Water officials looking at rates paid by residents and businesses in the SCV have been busy this week hammering out a rate-setting process and defining the role of a ratepayer advocate.
Having an independent ratepayer advocate on hand to assess, among other considerations, the fairness of proposed water rates, was one of the cornerstones of the bill that created the SCV Water Agency in January.
For Sen. Scott Wilk, R-Santa Clarita, author of SB 634, such an advocate would serve as the watchdog looking out for unfair rate increases.
“Having an independent ratepayer advocate represents a voice for the little guy,” Wilk said Monday.
“There will be an independent, authoritative ratepayer advocate who will stand up for consumers, both residential and commercial,” he said.
When his bill promising the creation of a brand new all encompassing water agency was being debated — and tweaked according to the concerns of critics and peers — the ratepayer advocate became a cornerstone of his legislation.
“Giving ratepayers an advocate is something I felt really strongly about and wanted to ensure was in the bill,” he said. “My staff and I spent months gathering information and input from not only some of the state’s top water and governance experts but from all SCV stakeholders, both pro and con.”
“We opened our doors and many citizens came in to see me personally to air their concerns or voice their support.

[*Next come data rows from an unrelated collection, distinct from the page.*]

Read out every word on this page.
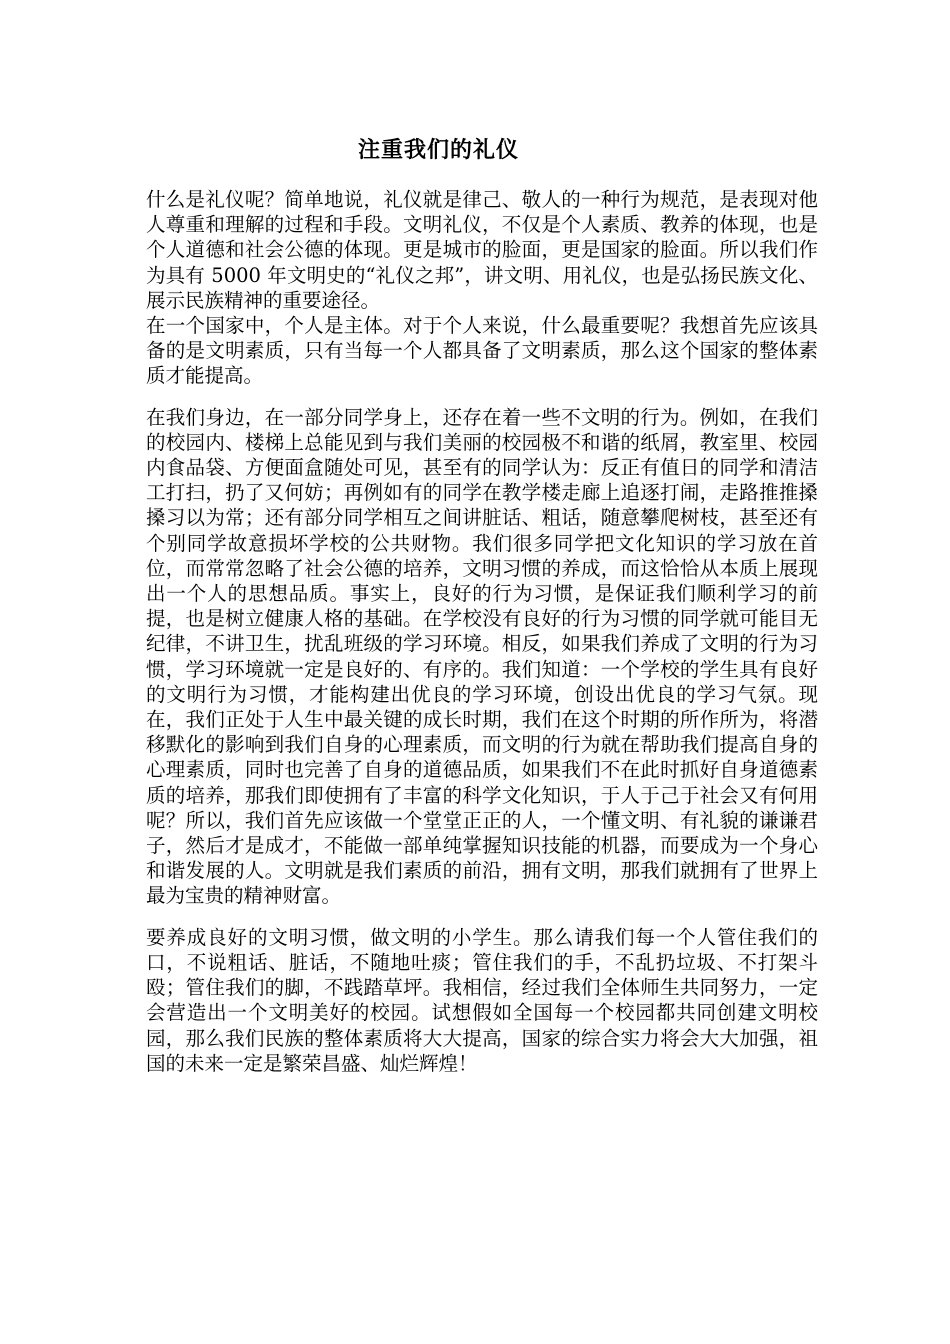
注重我们的礼仪

什么是礼仪呢？简单地说，礼仪就是律己、敬人的一种行为规范，是表现对他人尊重和理解的过程和手段。文明礼仪，不仅是个人素质、教养的体现，也是个人道德和社会公德的体现。更是城市的脸面，更是国家的脸面。所以我们作为具有 5000 年文明史的“礼仪之邦”，讲文明、用礼仪，也是弘扬民族文化、展示民族精神的重要途径。

在一个国家中，个人是主体。对于个人来说，什么最重要呢？我想首先应该具备的是文明素质，只有当每一个人都具备了文明素质，那么这个国家的整体素质才能提高。

在我们身边，在一部分同学身上，还存在着一些不文明的行为。例如，在我们的校园内、楼梯上总能见到与我们美丽的校园极不和谐的纸屑，教室里、校园内食品袋、方便面盒随处可见，甚至有的同学认为：反正有值日的同学和清洁工打扫，扔了又何妨；再例如有的同学在教学楼走廊上追逐打闹，走路推推搡搡习以为常；还有部分同学相互之间讲脏话、粗话，随意攀爬树枝，甚至还有个别同学故意损坏学校的公共财物。我们很多同学把文化知识的学习放在首位，而常常忽略了社会公德的培养，文明习惯的养成，而这恰恰从本质上展现出一个人的思想品质。事实上，良好的行为习惯，是保证我们顺利学习的前提，也是树立健康人格的基础。在学校没有良好的行为习惯的同学就可能目无纪律，不讲卫生，扰乱班级的学习环境。相反，如果我们养成了文明的行为习惯，学习环境就一定是良好的、有序的。我们知道：一个学校的学生具有良好的文明行为习惯，才能构建出优良的学习环境，创设出优良的学习气氛。现在，我们正处于人生中最关键的成长时期，我们在这个时期的所作所为，将潜移默化的影响到我们自身的心理素质，而文明的行为就在帮助我们提高自身的心理素质，同时也完善了自身的道德品质，如果我们不在此时抓好自身道德素质的培养，那我们即使拥有了丰富的科学文化知识，于人于己于社会又有何用呢？所以，我们首先应该做一个堂堂正正的人，一个懂文明、有礼貌的谦谦君子，然后才是成才，不能做一部单纯掌握知识技能的机器，而要成为一个身心和谐发展的人。文明就是我们素质的前沿，拥有文明，那我们就拥有了世界上最为宝贵的精神财富。

要养成良好的文明习惯，做文明的小学生。那么请我们每一个人管住我们的口，不说粗话、脏话，不随地吐痰；管住我们的手，不乱扔垃圾、不打架斗殴；管住我们的脚，不践踏草坪。我相信，经过我们全体师生共同努力，一定会营造出一个文明美好的校园。试想假如全国每一个校园都共同创建文明校园，那么我们民族的整体素质将大大提高，国家的综合实力将会大大加强，祖国的未来一定是繁荣昌盛、灿烂辉煌！
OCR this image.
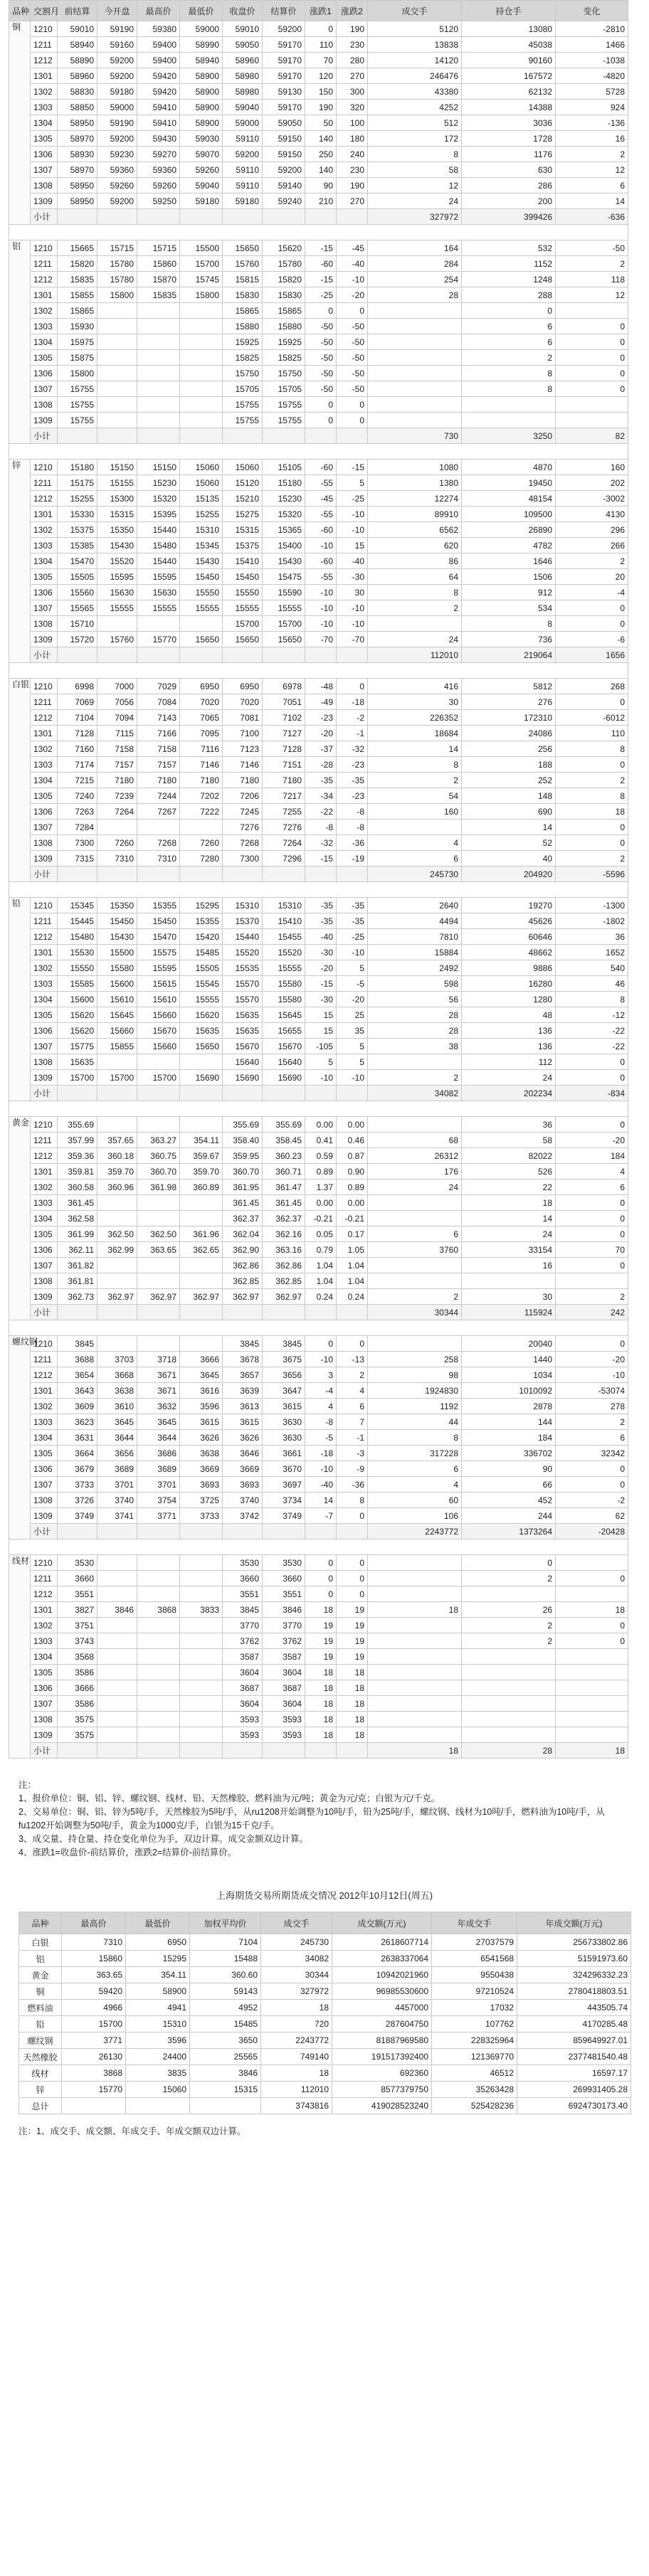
品种	交割月	前结算	今开盘	最高价	最低价	收盘价	结算价	涨跌1	涨跌2	成交手	持仓手	变化
铜	1210	59010	59190	59380	59000	59010	59200	0	190	5120	13080	-2810
	1211	58940	59160	59400	58990	59050	59170	110	230	13838	45038	1466
	1212	58890	59200	59400	58940	58960	59170	70	280	14120	90160	-1038
	1301	58960	59200	59420	58900	58980	59170	120	270	246476	167572	-4820
	1302	58830	59180	59420	58900	58980	59130	150	300	43380	62132	5728
	1303	58850	59000	59410	58900	59040	59170	190	320	4252	14388	924
	1304	58950	59190	59410	58900	59000	59050	50	100	512	3036	-136
	1305	58970	59200	59430	59030	59110	59150	140	180	172	1728	16
	1306	58930	59230	59270	59070	59200	59150	250	240	8	1176	2
	1307	58970	59360	59360	59260	59110	59200	140	230	58	630	12
	1308	58950	59260	59260	59040	59110	59140	90	190	12	286	6
	1309	58950	59200	59250	59180	59180	59240	210	270	24	200	14
	小计									327972	399426	-636

铝	1210	15665	15715	15715	15500	15650	15620	-15	-45	164	532	-50
	1211	15820	15780	15860	15700	15760	15780	-60	-40	284	1152	2
	1212	15835	15780	15870	15745	15815	15820	-15	-10	254	1248	118
	1301	15855	15800	15835	15800	15830	15830	-25	-20	28	288	12
	1302	15865				15865	15865	0	0		0	
	1303	15930				15880	15880	-50	-50		6	0
	1304	15975				15925	15925	-50	-50		6	0
	1305	15875				15825	15825	-50	-50		2	0
	1306	15800				15750	15750	-50	-50		8	0
	1307	15755				15705	15705	-50	-50		8	0
	1308	15755				15755	15755	0	0			
	1309	15755				15755	15755	0	0			
	小计									730	3250	82

锌	1210	15180	15150	15150	15060	15060	15105	-60	-15	1080	4870	160
	1211	15175	15155	15230	15060	15120	15180	-55	5	1380	19450	202
	1212	15255	15300	15320	15135	15210	15230	-45	-25	12274	48154	-3002
	1301	15330	15315	15395	15255	15275	15320	-55	-10	89910	109500	4130
	1302	15375	15350	15440	15310	15315	15365	-60	-10	6562	26890	296
	1303	15385	15430	15480	15345	15375	15400	-10	15	620	4782	266
	1304	15470	15520	15440	15430	15410	15430	-60	-40	86	1646	2
	1305	15505	15595	15595	15450	15450	15475	-55	-30	64	1506	20
	1306	15560	15630	15630	15550	15550	15590	-10	30	8	912	-4
	1307	15565	15555	15555	15555	15555	15555	-10	-10	2	534	0
	1308	15710				15700	15700	-10	-10		8	0
	1309	15720	15760	15770	15650	15650	15650	-70	-70	24	736	-6
	小计									112010	219064	1656

白银	1210	6998	7000	7029	6950	6950	6978	-48	0	416	5812	268
	1211	7069	7056	7084	7020	7020	7051	-49	-18	30	276	0
	1212	7104	7094	7143	7065	7081	7102	-23	-2	226352	172310	-6012
	1301	7128	7115	7166	7095	7100	7127	-20	-1	18684	24086	110
	1302	7160	7158	7158	7116	7123	7128	-37	-32	14	256	8
	1303	7174	7157	7157	7146	7146	7151	-28	-23	8	188	0
	1304	7215	7180	7180	7180	7180	7180	-35	-35	2	252	2
	1305	7240	7239	7244	7202	7206	7217	-34	-23	54	148	8
	1306	7263	7264	7267	7222	7245	7255	-22	-8	160	690	18
	1307	7284				7276	7276	-8	-8		14	0
	1308	7300	7260	7268	7260	7268	7264	-32	-36	4	52	0
	1309	7315	7310	7310	7280	7300	7296	-15	-19	6	40	2
	小计									245730	204920	-5596

铅	1210	15345	15350	15355	15295	15310	15310	-35	-35	2640	19270	-1300
	1211	15445	15450	15450	15355	15370	15410	-35	-35	4494	45626	-1802
	1212	15480	15430	15470	15420	15440	15455	-40	-25	7810	60646	36
	1301	15530	15500	15575	15485	15520	15520	-30	-10	15884	48662	1652
	1302	15550	15580	15595	15505	15535	15555	-20	5	2492	9886	540
	1303	15585	15600	15615	15545	15570	15580	-15	-5	598	16280	46
	1304	15600	15610	15610	15555	15570	15580	-30	-20	56	1280	8
	1305	15620	15645	15660	15620	15635	15645	15	25	28	48	-12
	1306	15620	15660	15670	15635	15635	15655	15	35	28	136	-22
	1307	15775	15855	15660	15650	15670	15670	-105	5	38	136	-22
	1308	15635				15640	15640	5	5		112	0
	1309	15700	15700	15700	15690	15690	15690	-10	-10	2	24	0
	小计									34082	202234	-834

黄金	1210	355.69				355.69	355.69	0.00	0.00		36	0
	1211	357.99	357.65	363.27	354.11	358.40	358.45	0.41	0.46	68	58	-20
	1212	359.36	360.18	360.75	359.67	359.95	360.23	0.59	0.87	26312	82022	184
	1301	359.81	359.70	360.70	359.70	360.70	360.71	0.89	0.90	176	526	4
	1302	360.58	360.96	361.98	360.89	361.95	361.47	1.37	0.89	24	22	6
	1303	361.45				361.45	361.45	0.00	0.00		18	0
	1304	362.58				362.37	362.37	-0.21	-0.21		14	0
	1305	361.99	362.50	362.50	361.96	362.04	362.16	0.05	0.17	6	24	0
	1306	362.11	362.99	363.65	362.65	362.90	363.16	0.79	1.05	3760	33154	70
	1307	361.82				362.86	362.86	1.04	1.04		16	0
	1308	361.81				362.85	362.85	1.04	1.04			
	1309	362.73	362.97	362.97	362.97	362.97	362.97	0.24	0.24	2	30	2
	小计									30344	115924	242

螺纹钢	1210	3845				3845	3845	0	0		20040	0
	1211	3688	3703	3718	3666	3678	3675	-10	-13	258	1440	-20
	1212	3654	3668	3671	3645	3657	3656	3	2	98	1034	-10
	1301	3643	3638	3671	3616	3639	3647	-4	4	1924830	1010092	-53074
	1302	3609	3610	3632	3596	3613	3615	4	6	1192	2878	278
	1303	3623	3645	3645	3615	3615	3630	-8	7	44	144	2
	1304	3631	3644	3644	3626	3626	3630	-5	-1	8	184	6
	1305	3664	3656	3686	3638	3646	3661	-18	-3	317228	336702	32342
	1306	3679	3689	3689	3669	3669	3670	-10	-9	6	90	0
	1307	3733	3701	3701	3693	3693	3697	-40	-36	4	66	0
	1308	3726	3740	3754	3725	3740	3734	14	8	60	452	-2
	1309	3749	3741	3771	3733	3742	3749	-7	0	106	244	62
	小计									2243772	1373264	-20428

线材	1210	3530				3530	3530	0	0		0	
	1211	3660				3660	3660	0	0		2	0
	1212	3551				3551	3551	0	0			
	1301	3827	3846	3868	3833	3845	3846	18	19	18	26	18
	1302	3751				3770	3770	19	19		2	0
	1303	3743				3762	3762	19	19		2	0
	1304	3568				3587	3587	19	19			
	1305	3586				3604	3604	18	18			
	1306	3666				3687	3687	18	18			
	1307	3586				3604	3604	18	18			
	1308	3575				3593	3593	18	18			
	1309	3575				3593	3593	18	18			
	小计									18	28	18
注：
1、报价单位：铜、铝、锌、螺纹钢、线材、铅、天然橡胶、燃料油为元/吨；黄金为元/克；白银为元/千克。
2、交易单位：铜、铝、锌为5吨/手，天然橡胶为5吨/手，从ru1208开始调整为10吨/手，铅为25吨/手，螺纹钢、线材为10吨/手，燃料油为10吨/手，从fu1202开始调整为50吨/手，黄金为1000克/手，白银为15千克/手。
3、成交量、持仓量、持仓变化单位为手，双边计算。成交金额双边计算。
4、涨跌1=收盘价-前结算价，涨跌2=结算价-前结算价。
上海期货交易所期货成交情况 2012年10月12日(周五)
品种	最高价	最低价	加权平均价	成交手	成交额(万元)	年成交手	年成交额(万元)
白银	7310	6950	7104	245730	2618607714	27037579	256733802.86
铝	15860	15295	15488	34082	2638337064	6541568	51591973.60
黄金	363.65	354.11	360.60	30344	10942021960	9550438	324296332.23
铜	59420	58900	59143	327972	96985530600	97210524	2780418803.51
燃料油	4966	4941	4952	18	4457000	17032	443505.74
铅	15700	15310	15485	720	287604750	107762	4170285.48
螺纹钢	3771	3596	3650	2243772	81887969580	228325964	859649927.01
天然橡胶	26130	24400	25565	749140	191517392400	121369770	2377481540.48
线材	3868	3835	3846	18	692360	46512	16597.17
锌	15770	15060	15315	112010	8577379750	35263428	269931405.28
总计				3743816	419028523240	525428236	6924730173.40
注：1、成交手、成交额、年成交手、年成交额双边计算。
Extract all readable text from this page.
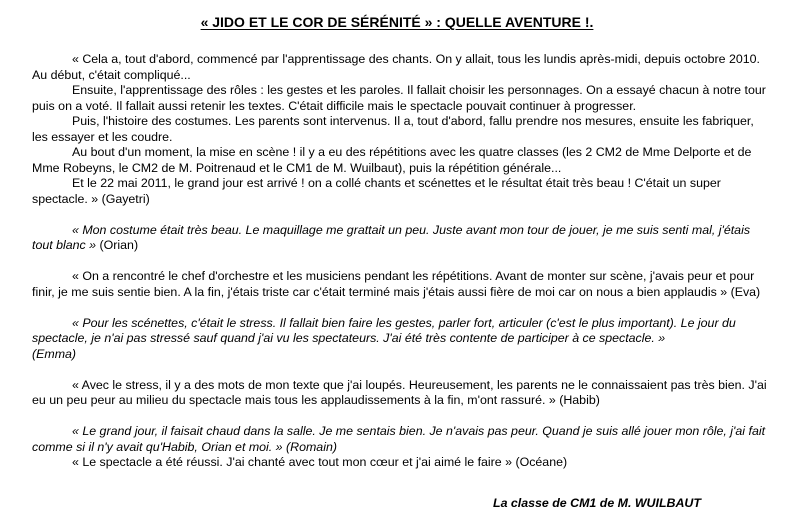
« JIDO ET LE COR DE SÉRÉNITÉ » : QUELLE AVENTURE !.

« Cela a, tout d'abord, commencé par l'apprentissage des chants. On y allait, tous les lundis après-midi, depuis octobre 2010. Au début, c'était compliqué...

Ensuite, l'apprentissage des rôles : les gestes et les paroles. Il fallait choisir les personnages. On a essayé chacun à notre tour puis on a voté. Il fallait aussi retenir les textes. C'était difficile mais le spectacle pouvait continuer à progresser.

Puis, l'histoire des costumes. Les parents sont intervenus. Il a, tout d'abord, fallu prendre nos mesures, ensuite les fabriquer, les essayer et les coudre.

Au bout d'un moment, la mise en scène ! il y a eu des répétitions avec les quatre classes (les 2 CM2 de Mme Delporte et de Mme Robeyns, le CM2 de M. Poitrenaud et le CM1 de M. Wuilbaut), puis la répétition générale...

Et le 22 mai 2011, le grand jour est arrivé ! on a collé chants et scénettes et le résultat était très beau ! C'était un super spectacle. » (Gayetri)

« Mon costume était très beau. Le maquillage me grattait un peu. Juste avant mon tour de jouer, je me suis senti mal, j'étais tout blanc » (Orian)

« On a rencontré le chef d'orchestre et les musiciens pendant les répétitions. Avant de monter sur scène, j'avais peur et pour finir, je me suis sentie bien. A la fin, j'étais triste car c'était terminé mais j'étais aussi fière de moi car on nous a bien applaudis » (Eva)

« Pour les scénettes, c'était le stress. Il fallait bien faire les gestes, parler fort, articuler (c'est le plus important). Le jour du spectacle, je n'ai pas stressé sauf quand j'ai vu les spectateurs. J'ai été très contente de participer à ce spectacle. »
(Emma)

« Avec le stress, il y a des mots de mon texte que j'ai loupés. Heureusement, les parents ne le connaissaient pas très bien. J'ai eu un peu peur au milieu du spectacle mais tous les applaudissements à la fin, m'ont rassuré. » (Habib)

« Le grand jour, il faisait chaud dans la salle. Je me sentais bien. Je n'avais pas peur. Quand je suis allé jouer mon rôle, j'ai fait comme si il n'y avait qu'Habib, Orian et moi. » (Romain)

« Le spectacle a été réussi. J'ai chanté avec tout mon cœur et j'ai aimé le faire » (Océane)

La classe de CM1 de M. WUILBAUT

It was clear to me that ratepayers wanted to have a representative who would stand up for them.”
Just where and how such an advocate would figure into SCV Water’s rate-setting process was the subject of discussion Monday, when members of the agency’s Finance and Administration Committee met.
Committee President Dan Mortensen, while honoring the commitment to have the role of ratepayer advocate written into the rate-setting process as spelled out in the Act, questioned the need for one on a fundamental level.
“Each one of us (board member) was elected by ratepayers, so each of us should be a ratepayer advocate,” he said. “We are the voice of the ratepayer.”
Transparency, others argue, is what an independent ratepayer advocate brings to the table.
“Adding a ratepayer advocate imparts an additional layer of transparency and objective review for the board to consider as rates are developed and approved, insuring the rates are reasonable and fair in the provision of reliable and safe water,” SCV Water General Manager Matt Stone said Tuesday.
Even before it became law Jan. 1, the idea of an objective ratepayer reviewer was discussed by water officials trying to form the new agency.
“In developing the proposed merger of water agencies, the governing boards of Newhall County Water District and Castaic Lake Water Agency felt that an additional level of review, by an independent party accountable directly to the Board, would provide further confidence in ratemaking decisions that the new Agency would face going forward,” Stone said.
“Senator Wilk agreed with and supported the concept and legislation provided for use of a rate setting process that includes a ratepayer advocate function,” he said, noting SB 634 required the new board to adopt a rate-setting policy that included a ratepayer advocate function by the end of this year.
“The board and public benefit from an additional level of review of rate and fee proposals,” Stone said. “By integrating water services under one umbrella in the Santa Clarita Valley, we added efficiencies and cost savings in many areas.
“We also wanted to reassure customers that rates would continue to reflect the accurate cost of providing services, and a rate payer advocate provides that additional level of accountability and review for the new unified Board of SCV Water,” he said.
Such an advocate would review specific financial proposals, such as water rates, and then form an opinion to be shared with the board and the public.
Once in place, with the role of independent ratepayer advocate clearly defined, board members would be bound to work with that person for at least four years.
After that, board members could get rid of the advocate.
Senate Bill 634 states: “The board of directors shall not eliminate the ratepayer advocate role before January 1, 2023. On and after January 1, 2023, the board of directors may eliminate the ratepayer advocate role with an affirmative vote of four-fifths of its membership.